Sabtu Pagi, 27 Mei 2006, jam 5.55, Yogya di guncang Gempa berkekuatan 5.9 skala Richter. Korban jiwa berjatuhan. Saya Turut Berduka Cita dan Berbela Sungkawa untuk seluruh masyarakat yang terkena Musibah disana.
Sedih jelas sedih, karena keluarga dari Ibu saya juga banyak tinggal disana. Kepanikan juga mewarnai rumah orang tua saya, karena kakak beliau tidak bisa dihubungi, baik telphone rumah, maupun HP seluruh anggota keluarganya. Ibu saya juga mencoba menelphone kakaknya yang di solo, namun nada sibuk saja yang terus terdengar di line telephone, sampai akhirnya tersambung, Di solo smua baik2 saja, hanya getarannya memang cukup kuat, Kalu di Jogya Kaca Rumah hampir seluruhnya pecah, dan dinding juga banyak yang retak (pantas, soalnya mandala krida yang letaknya ngak terlalu jauh saja hancur gitu) tapi Alhamdulillah mereka selamat semua.

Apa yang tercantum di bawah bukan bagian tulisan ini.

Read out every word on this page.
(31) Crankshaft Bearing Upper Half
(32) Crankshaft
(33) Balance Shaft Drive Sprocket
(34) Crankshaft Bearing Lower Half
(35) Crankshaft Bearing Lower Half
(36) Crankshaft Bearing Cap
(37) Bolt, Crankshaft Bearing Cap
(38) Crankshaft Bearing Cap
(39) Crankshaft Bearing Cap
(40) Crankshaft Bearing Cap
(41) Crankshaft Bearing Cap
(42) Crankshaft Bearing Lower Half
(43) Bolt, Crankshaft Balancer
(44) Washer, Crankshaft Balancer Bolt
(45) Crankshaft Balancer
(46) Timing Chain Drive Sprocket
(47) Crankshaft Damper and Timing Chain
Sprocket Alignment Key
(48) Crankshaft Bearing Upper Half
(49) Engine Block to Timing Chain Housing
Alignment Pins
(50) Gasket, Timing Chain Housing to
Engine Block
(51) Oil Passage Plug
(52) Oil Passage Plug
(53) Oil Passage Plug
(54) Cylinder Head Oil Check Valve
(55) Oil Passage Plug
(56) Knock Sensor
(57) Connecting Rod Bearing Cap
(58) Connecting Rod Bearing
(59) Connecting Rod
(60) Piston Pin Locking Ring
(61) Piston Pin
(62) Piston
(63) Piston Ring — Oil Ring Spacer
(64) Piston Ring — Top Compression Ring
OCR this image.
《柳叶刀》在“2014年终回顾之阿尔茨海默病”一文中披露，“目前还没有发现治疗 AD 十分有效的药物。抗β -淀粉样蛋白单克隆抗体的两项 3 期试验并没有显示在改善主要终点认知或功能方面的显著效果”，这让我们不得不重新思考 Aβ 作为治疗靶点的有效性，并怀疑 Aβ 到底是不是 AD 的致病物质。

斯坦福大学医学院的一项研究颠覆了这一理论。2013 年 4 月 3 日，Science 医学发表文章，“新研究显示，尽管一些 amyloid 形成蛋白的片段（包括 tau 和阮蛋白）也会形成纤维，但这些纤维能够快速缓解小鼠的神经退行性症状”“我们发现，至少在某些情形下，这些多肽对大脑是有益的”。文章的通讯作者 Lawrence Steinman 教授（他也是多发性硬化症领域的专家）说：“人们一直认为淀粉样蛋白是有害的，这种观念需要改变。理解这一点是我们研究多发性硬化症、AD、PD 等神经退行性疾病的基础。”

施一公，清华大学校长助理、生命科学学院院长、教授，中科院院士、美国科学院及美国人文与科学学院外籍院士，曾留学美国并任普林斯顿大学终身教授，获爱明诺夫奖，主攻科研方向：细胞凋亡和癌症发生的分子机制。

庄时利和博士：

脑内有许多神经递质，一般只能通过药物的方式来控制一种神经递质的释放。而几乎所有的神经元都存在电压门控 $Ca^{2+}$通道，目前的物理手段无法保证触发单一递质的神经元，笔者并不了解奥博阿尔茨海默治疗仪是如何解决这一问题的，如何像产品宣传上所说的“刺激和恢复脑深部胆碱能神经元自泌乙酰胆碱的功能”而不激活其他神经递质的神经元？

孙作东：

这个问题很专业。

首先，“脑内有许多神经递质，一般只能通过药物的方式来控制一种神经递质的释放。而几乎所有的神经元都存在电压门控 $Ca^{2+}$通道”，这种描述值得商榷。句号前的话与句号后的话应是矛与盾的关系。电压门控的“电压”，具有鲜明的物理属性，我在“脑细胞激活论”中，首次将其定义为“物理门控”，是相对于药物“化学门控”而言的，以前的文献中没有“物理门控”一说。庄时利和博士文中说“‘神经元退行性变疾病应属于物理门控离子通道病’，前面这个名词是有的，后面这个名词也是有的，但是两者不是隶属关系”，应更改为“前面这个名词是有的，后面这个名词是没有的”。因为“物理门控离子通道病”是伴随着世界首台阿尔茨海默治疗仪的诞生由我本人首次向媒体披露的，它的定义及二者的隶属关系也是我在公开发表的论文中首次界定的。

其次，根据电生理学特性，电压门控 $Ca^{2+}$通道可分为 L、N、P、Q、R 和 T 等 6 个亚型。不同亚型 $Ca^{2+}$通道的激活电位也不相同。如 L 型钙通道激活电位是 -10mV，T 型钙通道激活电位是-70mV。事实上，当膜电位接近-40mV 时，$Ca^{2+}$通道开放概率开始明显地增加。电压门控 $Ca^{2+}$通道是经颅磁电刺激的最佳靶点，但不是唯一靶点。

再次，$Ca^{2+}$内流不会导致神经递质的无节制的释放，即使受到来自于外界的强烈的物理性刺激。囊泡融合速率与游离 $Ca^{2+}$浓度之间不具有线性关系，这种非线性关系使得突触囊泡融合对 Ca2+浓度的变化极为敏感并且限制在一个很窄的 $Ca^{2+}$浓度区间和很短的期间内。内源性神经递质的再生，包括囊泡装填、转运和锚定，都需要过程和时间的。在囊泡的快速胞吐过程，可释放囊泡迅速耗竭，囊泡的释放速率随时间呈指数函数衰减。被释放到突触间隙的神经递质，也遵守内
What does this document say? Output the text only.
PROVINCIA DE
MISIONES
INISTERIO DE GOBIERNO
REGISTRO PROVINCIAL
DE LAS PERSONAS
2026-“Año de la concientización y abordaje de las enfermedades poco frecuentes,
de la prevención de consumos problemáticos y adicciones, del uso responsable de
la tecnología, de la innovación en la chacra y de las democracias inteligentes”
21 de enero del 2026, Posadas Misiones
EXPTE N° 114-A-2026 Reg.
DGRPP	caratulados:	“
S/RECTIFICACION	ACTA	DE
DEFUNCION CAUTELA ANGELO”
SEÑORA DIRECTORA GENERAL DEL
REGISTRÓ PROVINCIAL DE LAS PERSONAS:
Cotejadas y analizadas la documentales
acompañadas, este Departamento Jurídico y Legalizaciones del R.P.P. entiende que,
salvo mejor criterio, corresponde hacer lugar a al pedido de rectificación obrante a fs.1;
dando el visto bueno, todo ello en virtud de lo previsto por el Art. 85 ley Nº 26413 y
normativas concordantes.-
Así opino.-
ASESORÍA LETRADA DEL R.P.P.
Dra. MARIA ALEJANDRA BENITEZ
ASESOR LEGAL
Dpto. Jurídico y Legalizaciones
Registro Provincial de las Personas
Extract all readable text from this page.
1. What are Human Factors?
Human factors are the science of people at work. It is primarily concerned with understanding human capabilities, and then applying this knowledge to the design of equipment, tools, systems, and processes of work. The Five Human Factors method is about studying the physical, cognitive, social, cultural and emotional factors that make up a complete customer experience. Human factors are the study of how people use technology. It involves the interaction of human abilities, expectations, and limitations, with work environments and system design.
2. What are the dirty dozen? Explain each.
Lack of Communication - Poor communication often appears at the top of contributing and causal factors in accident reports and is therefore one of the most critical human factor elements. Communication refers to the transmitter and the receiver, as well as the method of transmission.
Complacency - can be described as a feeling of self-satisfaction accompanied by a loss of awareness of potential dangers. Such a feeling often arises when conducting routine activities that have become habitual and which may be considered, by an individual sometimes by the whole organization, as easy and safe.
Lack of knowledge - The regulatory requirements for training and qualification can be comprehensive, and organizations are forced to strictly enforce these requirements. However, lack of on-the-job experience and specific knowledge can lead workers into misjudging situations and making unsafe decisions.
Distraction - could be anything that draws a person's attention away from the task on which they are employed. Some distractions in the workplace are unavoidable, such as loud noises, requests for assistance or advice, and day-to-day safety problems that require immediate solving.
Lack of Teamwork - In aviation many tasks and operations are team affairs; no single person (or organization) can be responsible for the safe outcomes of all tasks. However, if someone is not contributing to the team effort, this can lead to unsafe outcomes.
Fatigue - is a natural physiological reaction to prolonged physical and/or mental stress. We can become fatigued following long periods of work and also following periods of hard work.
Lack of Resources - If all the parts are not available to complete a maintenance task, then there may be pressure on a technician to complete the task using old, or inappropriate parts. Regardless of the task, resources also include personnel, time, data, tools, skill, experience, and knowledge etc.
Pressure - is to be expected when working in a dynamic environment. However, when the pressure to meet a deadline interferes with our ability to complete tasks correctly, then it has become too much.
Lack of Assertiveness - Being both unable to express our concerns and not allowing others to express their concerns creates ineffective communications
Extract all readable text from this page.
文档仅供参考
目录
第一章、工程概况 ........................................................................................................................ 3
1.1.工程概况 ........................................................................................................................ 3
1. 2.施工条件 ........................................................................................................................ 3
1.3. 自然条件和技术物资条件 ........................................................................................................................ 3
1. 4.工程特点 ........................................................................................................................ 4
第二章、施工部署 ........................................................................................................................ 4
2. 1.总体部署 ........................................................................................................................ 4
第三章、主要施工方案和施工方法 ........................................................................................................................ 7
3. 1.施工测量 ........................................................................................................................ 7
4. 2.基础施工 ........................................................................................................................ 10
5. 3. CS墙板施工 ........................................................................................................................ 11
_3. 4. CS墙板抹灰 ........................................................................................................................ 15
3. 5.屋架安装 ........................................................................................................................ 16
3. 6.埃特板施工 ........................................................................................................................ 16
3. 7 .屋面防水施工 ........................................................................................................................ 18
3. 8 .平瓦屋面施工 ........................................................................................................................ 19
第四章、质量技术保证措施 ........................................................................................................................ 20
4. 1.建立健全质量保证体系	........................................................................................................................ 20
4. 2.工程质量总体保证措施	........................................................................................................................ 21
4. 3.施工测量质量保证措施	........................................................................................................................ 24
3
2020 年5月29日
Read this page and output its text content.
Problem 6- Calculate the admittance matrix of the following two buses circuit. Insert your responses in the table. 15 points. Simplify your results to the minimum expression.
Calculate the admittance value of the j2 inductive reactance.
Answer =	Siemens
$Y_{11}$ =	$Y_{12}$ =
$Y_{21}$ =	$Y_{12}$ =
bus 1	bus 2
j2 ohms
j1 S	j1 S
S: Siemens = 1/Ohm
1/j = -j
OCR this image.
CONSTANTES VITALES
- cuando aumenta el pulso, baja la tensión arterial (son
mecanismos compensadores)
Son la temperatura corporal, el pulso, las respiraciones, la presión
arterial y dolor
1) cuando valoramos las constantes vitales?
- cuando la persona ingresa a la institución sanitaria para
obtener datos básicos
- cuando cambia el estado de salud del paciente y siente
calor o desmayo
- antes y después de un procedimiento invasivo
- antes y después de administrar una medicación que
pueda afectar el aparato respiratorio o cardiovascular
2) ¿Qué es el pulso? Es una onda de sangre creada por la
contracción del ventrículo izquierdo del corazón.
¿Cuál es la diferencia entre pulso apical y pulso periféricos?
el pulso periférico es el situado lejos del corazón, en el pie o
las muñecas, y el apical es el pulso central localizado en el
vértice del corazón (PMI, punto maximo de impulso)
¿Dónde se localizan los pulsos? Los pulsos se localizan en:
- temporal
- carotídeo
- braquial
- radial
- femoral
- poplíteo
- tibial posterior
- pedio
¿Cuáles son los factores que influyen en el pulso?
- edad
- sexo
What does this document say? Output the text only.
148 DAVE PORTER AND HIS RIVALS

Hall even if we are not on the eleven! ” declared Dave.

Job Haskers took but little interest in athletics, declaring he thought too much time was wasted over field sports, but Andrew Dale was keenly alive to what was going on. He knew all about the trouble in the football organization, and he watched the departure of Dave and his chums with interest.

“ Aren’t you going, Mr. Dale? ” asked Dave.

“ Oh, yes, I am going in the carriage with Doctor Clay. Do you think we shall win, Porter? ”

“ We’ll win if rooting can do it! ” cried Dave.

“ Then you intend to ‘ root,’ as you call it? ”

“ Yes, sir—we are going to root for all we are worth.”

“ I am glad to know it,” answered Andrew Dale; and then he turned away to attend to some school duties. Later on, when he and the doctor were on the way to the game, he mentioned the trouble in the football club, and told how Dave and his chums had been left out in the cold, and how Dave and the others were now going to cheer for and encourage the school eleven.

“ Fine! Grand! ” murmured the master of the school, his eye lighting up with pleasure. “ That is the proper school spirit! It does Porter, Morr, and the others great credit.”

Tapi kabar dari Sleman, Depok dan Purwokerto, tempat pesantren adik saya blum ada kabar & ngak bisa dihubungi. Ibu saya mencoba sampai menyerah dengan sendirinya. Akhirnya minggu pagi Ibu saya mencoba mencari berita lagi dengan menelphone ke Solo. Alhamdulilah, meski Rumah rusak tapi semua selamat di Sleman, rumah atapnya hancur & tetangga kanan kiri sudah rata dengan tanah, Tapi adik saya tetap tidak bisa dihubungi, hingga akhirnya setelah jam 10 pagi akhirnya dia yang telphone ke rumah. alhamdulillah Kak, tapi dari sini Merapi kelihatan ngeluarin kayak asep gitu banyak banget Kak, Tapi insyaallah jauh sich, tapi masih bisa kelihatan sich. Ngak usah khawatir insyaallah baik2 aja. bla...bla...bla percakapan kurang lebih 5 menit selesai klik.
Alhamdulillah smua selamat, meski kondisi mereka sendiri blom jelas banget, Saya melihat mata ibu saya kadang berkaca2 kalau sedang menonton berita di Televisi.
Semoga para korban bisa tabah dan keluar dari trauma. Allah hanya Kau yang Maha Tahu batas kemampuan hambaMu dalam menerima stiap ujian yang Kau berikan. Bukankah janji Allah selalu benar.